Doch bis dahin würde sich viel verändert haben, die Nacht wäre vorbei und die Priesterin würde noch mehr an ihrer Göttin zweifeln. Und als ob das nicht schon genug wäre, würde auch der Rest der Helden ihre Überzeugungen in Frage stellen.
„Was soll ich tun?“, waren Athenias erste Gedanken, als sie sich wieder in ihrem Körper wiederfand. Die Nacht war vergangen, als hätte es sie nie gegeben.
Anstatt geschlafen zu haben, fühlte es sich an, als wäre sie einfach durch die Zeit gesprungen. „Soll ich riskieren, die anderen Götter zu verärgern, indem ich ihrer Gruppe noch mehr Geschenke mache? Oder soll ich einfach abwarten und sehen, wohin das führt?“
Die Antwort war klar, aber Athenia wollte nichts überstürzen. Wenn die Ausbildung durch Helga einige Zeit in Anspruch nehmen würde, hätte sie mehr als nur ein bisschen Zeit, um ihre Optionen abzuwägen.
„Nicht, dass sie schon mit etwas Großem wie dem Barbaren fertig werden könnten.“ Athenia blickte auf die Welt der Sterblichen hinunter und starrte von oben auf Helga. Zu ihrer Überraschung spürte sie jedoch ein Kribbeln auf ihrem Rücken, und die blonde Walküre sah mit verwirrtem Blick zu ihr hoch. „Zu scharfsinnig, zu einfühlsam, kein Wunder, dass sie länger gelebt hat als die meisten meiner Geschwister.

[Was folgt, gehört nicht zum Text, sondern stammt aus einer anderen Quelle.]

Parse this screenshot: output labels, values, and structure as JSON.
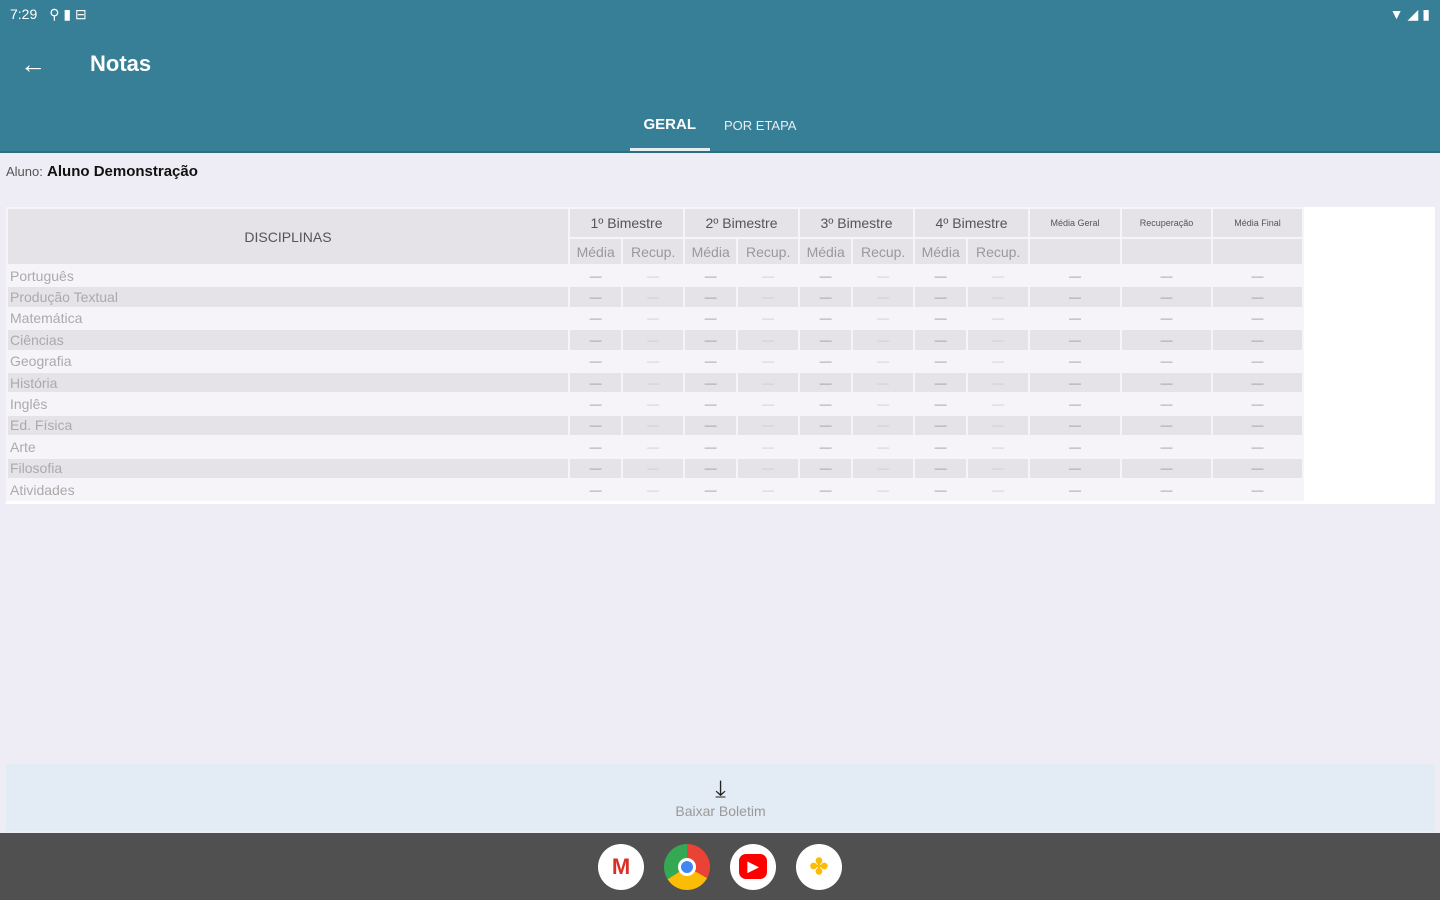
{
  "status": {
    "time": "7:29"
  },
  "appbar": {
    "title": "Notas"
  },
  "tabs": [
    {
      "label": "GERAL",
      "active": true
    },
    {
      "label": "POR ETAPA",
      "active": false
    }
  ],
  "student": {
    "label": "Aluno:",
    "name": "Aluno Demonstração"
  },
  "table": {
    "disciplines_header": "DISCIPLINAS",
    "periods": [
      "1º Bimestre",
      "2º Bimestre",
      "3º Bimestre",
      "4º Bimestre"
    ],
    "sub": [
      "Média",
      "Recup."
    ],
    "extra": [
      "Média Geral",
      "Recuperação",
      "Média Final"
    ],
    "rows": [
      "Português",
      "Produção Textual",
      "Matemática",
      "Ciências",
      "Geografia",
      "História",
      "Inglês",
      "Ed. Física",
      "Arte",
      "Filosofia",
      "Atividades"
    ],
    "empty": "—"
  },
  "bottom": {
    "label": "Baixar Boletim",
    "icon": "download-icon"
  },
  "nav": {
    "apps": [
      "Gmail",
      "Chrome",
      "YouTube",
      "Photos"
    ]
  },
  "colors": {
    "primary": "#367f96",
    "background": "#eeedf5"
  }
}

Vielleicht ist es das Beste, wenn ich sie vorerst in ihren Armen lasse und in der Zwischenzeit einen Weg finde, ihr Vertrauen zurückzugewinnen.“
Als einzige Gottheit, die nicht um Einfluss kämpfte, hoffte Athenia nur, die Erwartungen ihres Vaters zu erfüllen. Sie wollte der Welt zu Wohlstand verhelfen und sie gleichzeitig vor den Gierigen bewahren, die nach Glauben hungerten.
„Ich will nur die Mächte des Bösen vernichten, damit wir uns darauf konzentrieren können, die angespannten Beziehungen zwischen Menschen unterschiedlicher Glaubensrichtungen zu kitten. Warum also? Warum ist Pathfinder hinter mir her? Er behandelt mich wie ein Kind, als wäre ich einer von denen, die versuchen, seine Tochter zu kontrollieren, anstatt sie in eine bessere Zukunft zu führen.“ Da sie ihre eigene Tyrannei nicht erkennen konnte, war in den Augen der Göttin alles erlaubt, um ihre Ziele zu erreichen.
Andere mit ihren eigenen Gedanken zu quälen, über ihre Identität zu lügen, den Namen ihrer Mutter zu benutzen und ihre Anhänger auszubeuten – nichts davon erschien ihr auch nur im Geringsten ungerecht oder unfair.